Размер шрифта
-
+

Былое и книги - стр. 52

То есть не хотят вспоминать о мерзостях явно «раненые», а не «здоровые»: люди готовы помнить об ужасах, придающих еще большую цену их мужеству, но не хотят осквернять его пакостями. А потому всегда будут сосуществовать две истории – история фактографическая для узкого круга и общенародная история воодушевляющая, в которой и останется «Блокадная книга». И антинародность советской власти весьма впечатляюще выразилась в том, что приводимые в новом издании вычеркивания из новомирской верстки 1977 года покушаются именно на историю воодушевляющую: «Нет, Ленинград не Париж, Ленинград нельзя было объявить открытым городом. Сдать Ленинград означало обречь на уничтожение и его жителей, и сам город. Вероятно, директивы фюрера и его генералов о Ленинграде тогда не были текстуально известны нашему командованию, но суть их точно чувствовали и офицеры, и солдаты Ленинградского фронта, да и жители города. Не случайно в городе среди умирающих, гибнущих от обстрела, от голода людей было и отчаяние, и малодушие, и безверие, но почти не было мыслей о сдаче города. Это означало смерть позорную и верную, без всякой надежды. И это понимали все.

Да, тогда это было не знание, а понимание, сегодня такое понимание утратилось, сохранить его невозможно».

Вычеркнув эти строки, цензура пресекла попытку авторов защитить свою версию воодушевляющей истории от тех, кому психологически выгодно представить собственную капитуляцию, завершившуюся работой на гитлеровскую армию, как наиболее разумное, гуманное и культурное поведение. Убедить их, разумеется, ни в чем нельзя, люди руководствуются не рациональными аргументами, а психологическими интересами, но советская цензура лишала нас возможности выстроить собственную защиту.
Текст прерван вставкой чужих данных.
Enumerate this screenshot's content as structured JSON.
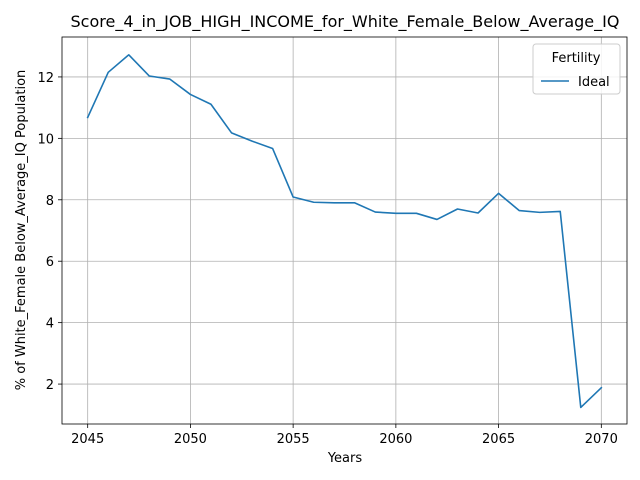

Впрочем, в конце семидесятых лишь очень немногих задевало то, что сегодня раздражает почти всех: «В западной литературе мы встретились с рассуждением уже иным, где не было недоумения, не было ни боли, ни искренности, а сквозило скорее самооправдание капитулянтов, мстительная попытка перелицевать бездействие в доблесть… Они сочувственным тоном вопрошают: нужны ли были такие муки безмерные, страдания и жертвы подобные? Оправданы ли они военными и прочими выигрышами? Человечно ли это по отношению к своему населению? Вот Париж объявили же открытым городом… И другие столицы, капитулировав, уцелели. А потом фашизму сломали хребет, он все равно был побежден – в свой срок…»

Как будто он был побежден «сроками», а не людьми! «Как же это цинично и неблагодарно! Если бы они честно хотя бы собственную логику доводили до конца: а не потому ли сегодня человечество наслаждается красотами и богатствами архитектурными, историческими ценностями Парижа и Праги, Афин и Будапешта, да и многими иными сокровищами культуры и не потому ли существует наша европейская цивилизация с ее университетами, библиотеками, галереями, и не наступило бездонное безвременье “тысячелетнего рейха”, что кто-то жалел себя меньше, чем другие, кто-то свои столицы и не столицы защищал до последнего в смертном бою, спасая завтрашний день всех людей?..»

Умение изящно выражаться и носить фрак автоматически обеспечивает джентльменам право быть верховными судьями всему человечеству. При таком благородстве тона и манер невозможно вспомнить, что Тридцатилетнюю войну, финалом которой и явилась Вторая мировая, развязали именно джентльмены во фраках, а не большевистские и не нацистские варвары – именно война бесконечно умножила их число и привела к власти над самой могущественной и просвещенной половиной мира. Но у какого же хама повернется язык потребовать покаяния от джентльменов, это их дело требовать покаяний от неотесанного мужичья!